Essentially this means your chats and interactions with ChatGPT are not really private, since it’s possible that machine learning, AI, or perhaps even people, could be viewing and using your chat history and engagement with the chatbot LLM to train and improve the model.
If you have ever dug around in the ChatGPT settings for privacy and data controls, you’ve likely have noticed there’s a toggle for turning off the training data usage, however it comes with also disabling your ChatGPT chat history. This leads many users to think that you can’t have ChatGPT chat history while also opting out of using your chats as training data. But it turns out that’s not entirely true.
With a little-known privacy toggle that’s buried within the OpenAI privacy page, you can opt out of using your chats as training data, while simultaneously keeping your ChatGPT chat history enabled. We’ll show you how to do this.
How to Stop ChatGPT Using Your Content as Training Data But Keep Chat History Enabled
We’re going to show you how to make a request to OpenAI to disable the use of your content as training data, while still preserving the handy Chat History feature. Here’s how to do this:
- Go to ChatGPT as usual and login to your OpenAI account
- Now in a web browser, go to this page at privacy.openai.com/policies
- Click on “Do not train on my content – ask us to stop training on your content”
- Enter the email address you use to login to ChatGPT to submit the request
- Check your email, and again login to your ChatGPT account to complete the request
It may take some time for the request to be completed, but ChatGPT and OpenAi will (likely) approve your request and your content and chats will no longer be used for training data.
You must perform this request and action when using ChatGPT directly from the OpenAI website or the ChatGPT app on iPhone or iPad.

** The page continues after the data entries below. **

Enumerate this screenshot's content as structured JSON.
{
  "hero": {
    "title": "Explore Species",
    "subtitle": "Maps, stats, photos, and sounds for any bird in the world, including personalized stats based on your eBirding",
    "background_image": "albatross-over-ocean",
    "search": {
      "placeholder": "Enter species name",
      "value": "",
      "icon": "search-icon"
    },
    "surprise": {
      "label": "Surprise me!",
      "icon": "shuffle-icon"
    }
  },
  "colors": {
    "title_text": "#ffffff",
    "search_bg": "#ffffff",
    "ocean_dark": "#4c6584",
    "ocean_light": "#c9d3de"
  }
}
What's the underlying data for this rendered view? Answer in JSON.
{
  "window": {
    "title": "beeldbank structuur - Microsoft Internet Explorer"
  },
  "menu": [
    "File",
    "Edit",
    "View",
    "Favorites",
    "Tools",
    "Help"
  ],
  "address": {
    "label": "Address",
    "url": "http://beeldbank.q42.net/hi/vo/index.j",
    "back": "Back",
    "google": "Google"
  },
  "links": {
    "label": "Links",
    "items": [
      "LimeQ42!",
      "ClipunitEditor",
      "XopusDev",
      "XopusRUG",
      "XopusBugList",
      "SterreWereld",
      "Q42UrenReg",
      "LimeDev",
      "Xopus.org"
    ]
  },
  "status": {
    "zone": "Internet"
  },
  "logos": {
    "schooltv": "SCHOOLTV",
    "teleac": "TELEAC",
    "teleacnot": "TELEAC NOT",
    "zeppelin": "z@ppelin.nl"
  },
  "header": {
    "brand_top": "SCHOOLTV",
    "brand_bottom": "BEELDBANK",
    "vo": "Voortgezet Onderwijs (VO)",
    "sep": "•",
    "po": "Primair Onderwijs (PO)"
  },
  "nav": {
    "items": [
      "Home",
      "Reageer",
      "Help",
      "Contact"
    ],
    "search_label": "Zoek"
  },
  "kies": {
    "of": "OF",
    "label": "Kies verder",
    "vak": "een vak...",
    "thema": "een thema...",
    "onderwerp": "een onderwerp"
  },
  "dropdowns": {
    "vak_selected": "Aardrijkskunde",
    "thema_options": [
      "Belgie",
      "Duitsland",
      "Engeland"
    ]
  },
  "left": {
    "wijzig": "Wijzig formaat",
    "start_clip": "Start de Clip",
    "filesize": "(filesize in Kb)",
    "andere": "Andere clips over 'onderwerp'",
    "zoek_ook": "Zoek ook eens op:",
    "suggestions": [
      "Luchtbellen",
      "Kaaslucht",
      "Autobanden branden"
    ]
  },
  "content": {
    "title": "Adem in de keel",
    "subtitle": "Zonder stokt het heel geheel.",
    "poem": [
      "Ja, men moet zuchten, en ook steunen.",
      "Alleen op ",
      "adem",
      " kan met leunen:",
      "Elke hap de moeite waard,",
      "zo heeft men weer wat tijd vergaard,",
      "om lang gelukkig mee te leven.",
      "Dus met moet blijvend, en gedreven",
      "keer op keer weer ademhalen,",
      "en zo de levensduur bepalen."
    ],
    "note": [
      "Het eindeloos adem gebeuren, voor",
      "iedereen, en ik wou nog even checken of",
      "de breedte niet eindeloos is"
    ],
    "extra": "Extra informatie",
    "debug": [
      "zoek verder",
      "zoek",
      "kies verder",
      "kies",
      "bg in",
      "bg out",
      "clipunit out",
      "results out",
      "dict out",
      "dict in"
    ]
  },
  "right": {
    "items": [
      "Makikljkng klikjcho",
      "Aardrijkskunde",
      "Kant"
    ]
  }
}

You can not complete this request if you’re accessing ChatGPT through Microsoft Edge (as many do to access GPT 4 for free) or through Bing (which many also use for GPT 4 access), or through another service that uses ChatGPT, unless it’s associated directly with our email anyway.
Whether or not you want to make this change is up to you, and how you use ChatGPT, and how personal or private your chats and conversations are. If you’re spilling the beans about very personal things to ChatGPT, you might want to disable the usage of your content as training data, but if you’re just geeking around with the LLM and exploring with nothing particularly private or personal, keeping the chat content as training data feature may be fine too. It’s really up to you and your individual preferences.
It’s important to remember that almost nothing is truly private online in this day and age, with any online service. That realization may be enough to turn some into luddites, while others just tread a bit more cautiously with their data online, and others throw all caution to the wind and air it all out there for every service and global alphabet agency to sniff. It’s all a matter of individual preferences, but just be aware that the days of genuine true privacy online are largely gone, whether you think you’re being sneaky or not – VPN, TOR, proxy, or otherwise.